Key Points
- The EU is pushing to accelerate the creation of a digital euro.
- The goal is to reduce the bloc’s dependence on U.S. payment companies like Visa and Mastercard.
- The move is part of a broader effort to improve Europe’s “strategic autonomy.” The digital euro would be used for both online and offline payments.
- The European Central Bank has said the digital euro could be operational by 2029.
The European Union needs to speed up the creation of a “digital euro” to reduce its reliance on U.S. payment giants like Visa and Mastercard, a top EU official said on Wednesday. The call for urgency comes as the bloc is feeling the heat from the Trump administration’s aggressive use of economic pressure.
“Today, our payments landscape is highly dominated by non-European providers,” said Economic Commissioner Valdis Dombrovskis. “This makes us dependent on foreign-owned companies in an increasingly polarised and fragmented world.”
Almost two-thirds of all card transactions in the EU are currently handled by Visa and Mastercard. Dombrovskis warned that this dominance makes the EU vulnerable and could “impede our ability to act autonomously.”
The European Central Bank has been working on a digital euro since 2020, but progress has been slow. The project has faced a lack of political urgency and some resistance from the banking industry.

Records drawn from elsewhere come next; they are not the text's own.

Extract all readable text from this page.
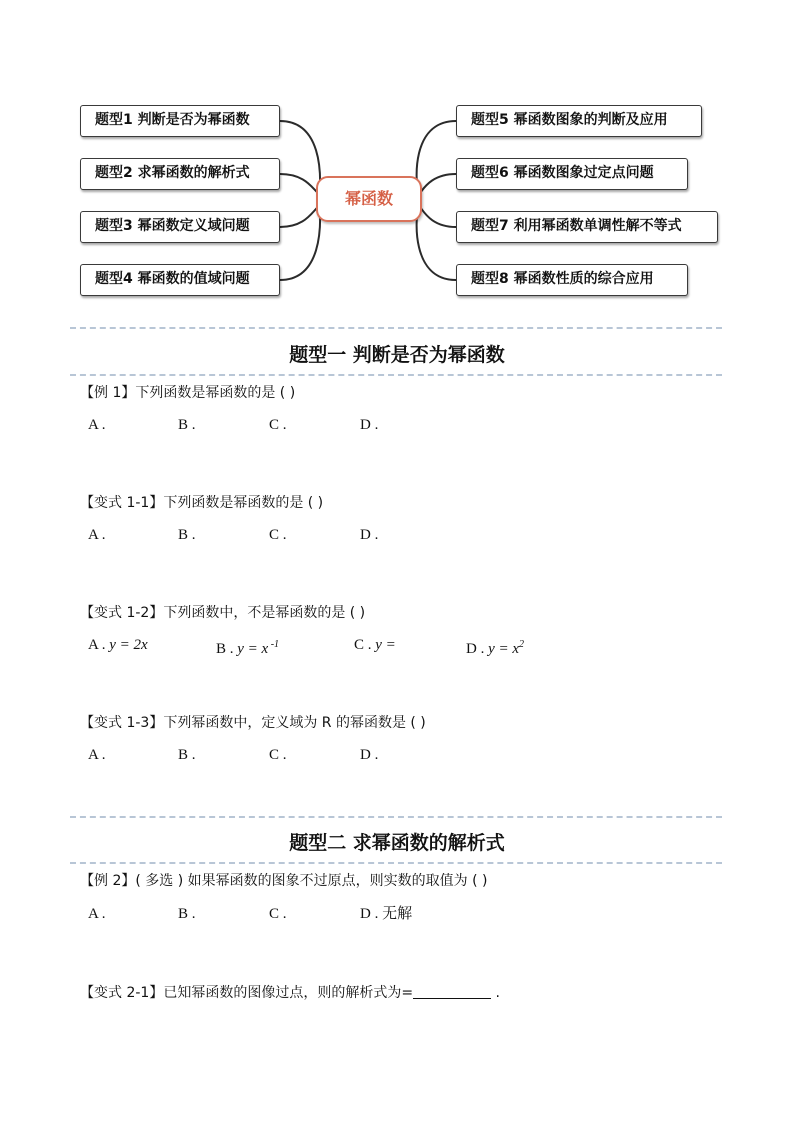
幂函数
题型1 判断是否为幂函数
题型2 求幂函数的解析式
题型3 幂函数定义域问题
题型4 幂函数的值域问题
题型5 幂函数图象的判断及应用
题型6 幂函数图象过定点问题
题型7 利用幂函数单调性解不等式
题型8 幂函数性质的综合应用
题型一 判断是否为幂函数
【例 1】下列函数是幂函数的是 ( )
A .	B .	C .	D .
【变式 1-1】下列函数是幂函数的是 ( )
A .	B .	C .	D .
【变式 1-2】下列函数中，不是幂函数的是 ( )
A . y = 2x	B . y = x $^{-1}$	C . y =	D . $y = x^2$
【变式 1-3】下列幂函数中，定义域为 R 的幂函数是 ( )
A .	B .	C .	D .
题型二 求幂函数的解析式
【例 2】( 多选 ) 如果幂函数的图象不过原点，则实数的取值为 ( )
A .	B .	C .	D . 无解
【变式 2-1】已知幂函数的图像过点，则的解析式为=	.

However, the recent tensions with the U.S. over issues like the Greenland dispute have “helped focus minds.” European leaders are now seeing the digital euro not just as a way to modernize their payment system, but as a crucial tool for “strategic autonomy.”
The digital euro would be used for both online and in-store payments and would be designed to work even when users are offline. The EU’s 27 governments have already agreed on the basic framework, and once they finish negotiations with the European Parliament, the ECB could issue the digital currency, with a target of making it operational by 2029.
“Europe needs a digital euro for the digital age,” Dombrovskis said.